If you want to sell liquor in Tennessee, a state law requires that you live there for at least two years before seeking a license. And if you want to renew that one-year license after it expires, you need to show that at some point you lived in Tennessee for at least 10 consecutive years. On Wednesday, the 100th anniversary of the 18th Amendment's ratification, two lawyers told the Supreme Court those blatantly protectionist rules are constitutional thanks to the 21st Amendment, which repealed the 18th but recognized that states retained the authority to ban alcohol within their borders.
Notably, neither of those lawyers represented Tennessee, which stopped enforcing the residency requirements after the state's attorney general concluded they were unconstitutional. A federal judge and an appeals court agreed, and now the Tennessee Wine and Spirits Retailers Association (TWSRA) is asking the Supreme Court to overrule them. Shay Dvoretzky, the TWRSA's lawyer, was joined on Wednesday by Illinois Solicitor General David Franklin, speaking for his state and 34 others. Carter Phillips represented the respondents, who include the owners of a Memphis liquor store they are not allowed to operate because they recently moved there from Utah.
Dvoretzky and Franklin both argued that Tennessee does not need a plausible public health or safety justification for what amounts to a 12-year residency requirement for liquor retailers. Franklin even conceded that "it's hard to see a rational basis" for that rule, which "seems like a trap for the unwary." But he agreed with Dvoretzky that the rationale for the regulation does not matter under the Commerce Clause, because "the 21st Amendment gives states virtually complete control over how to structure their domestic liquor distribution systems."
When it comes to alcohol, Dvoretzky and Franklin said, the ordinary "dormant Commerce Clause" analysis, which frowns on economic regulations that discriminate against people from other states, does not apply at all. That means courts should uphold a discriminatory alcohol regulation even when its defenders forthrightly admit that it serves no purpose other than shielding entrenched interests like the merchants represented by the TWRSA from competition.

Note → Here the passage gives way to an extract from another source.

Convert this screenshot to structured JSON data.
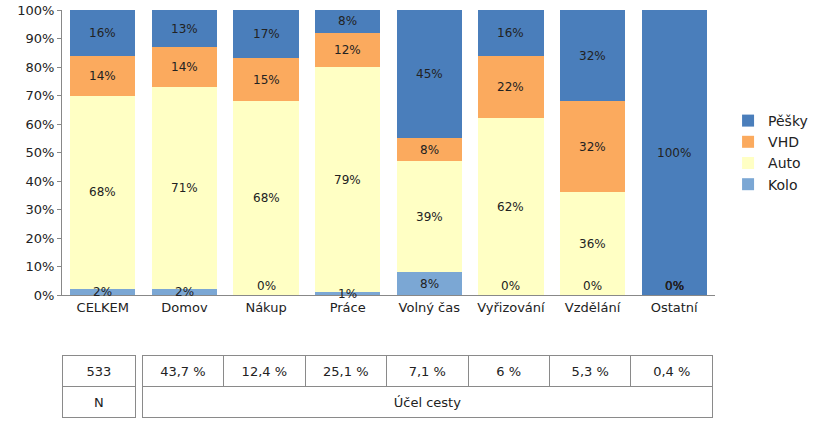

Justice Brett Kavanaugh pushed back on this reading of the 21st Amendment, the relevant provision of which says "the transportation or importation into any State…for delivery or use therein of intoxicating liquors, in violation of the laws thereof, is hereby prohibited." On its face, Tennessee's 12-year residency requirement for retailers has nothing to do with importing prohibited liquor into the state. "When you say 'virtually complete authority,'" Kavanaugh said, "the text of the 21st Amendment does not support that, as I read it….It's talking about the transportation or importation into any state. And why isn't that most naturally read to allow states to remain dry and, therefore, ban transportation or importation, but not to otherwise impose discriminatory or…protectionist regulations?"
Justice Samuel Alito was similarly skeptical. "The 21st Amendment is about the transportation or importation of alcohol into a state," he told Dvoretzky. "How do you get from there to a durational residency requirement that is imposed on the owner of a retail outlet in the state?"
The Supreme Court has already said the 21st Amendment is not a free pass for alcohol-related protectionism. In Bacchus v. Dias (1984), the Court rejected an excise tax exemption designed to favor local distillers in Hawaii over out-of-state competitors, and in Granholm v. Heald (2005) it said Michigan and New York could not constitutionally prohibit out-of-state wineries from shipping their products directly to consumers while allowing in-state wineries to do so. The TWRSA wants the justices to read those precedents as applying only to discrimination against manufacturers.
"I know you want to limit it to producers," Justice Sonia Sotomayor said to Dvoretzky, "but that's not the way that Granholm talked about…this issue." She also noted that if the Commerce Clause has no relevance in cases involving state alcohol regulation, as Dvoretzky maintained, Bacchus and Granholm must have been wrongly decided.
Justice Samuel Alito asked Dvoretzky to imagine "a grandfathers clause" that says "you can't get a liquor license in Tennessee unless your grandparents were Tennessee residents." Dvoretzky said that would also be constitutional, because alcohol regulations are not subject to Commerce Clause scrutiny, a position that is inconsistent with what the Court held in Bacchus and Granholm.
Phillips, the lawyer representing the respondents, urged the justices to follow through on the logic of those precedents. "There is no rational basis for the two-year ban that they've put in place here," he said. "The Tennessee attorney general himself has twice looked at this ban and said it doesn't remotely serve any purpose that's designed under the 21st Amendment when we're dealing with alcohol or public safety or public health or anything else. It's only designed to exclude us."
That argument seemed to resonate with several justices, but there was also concern that overturning Tennessee's rule would invite challenges to other longstanding aspects of state alcohol regulation, including the "three-tier system" of segregated producers, wholesalers, and retailers. The Court has repeatedly said that system is within the authority granted by the 21st Amendment, even though it discriminates against out-of-state businesses in some ways.
Justice Neil Gorsuch suggested that an "Amazon of alcohol" could argue that states violate the Commerce Clause when they stop online retailers from selling beer, wine, and liquor directly to consumers. Phillips said his clients have no interest in challenging the three-tier system, but that did not really answer the question of whether the principle on which they are relying implies that courts should overturn other stupid, anti-competitive restrictions on the distribution of alcoholic beverages. Would that be such a bad thing?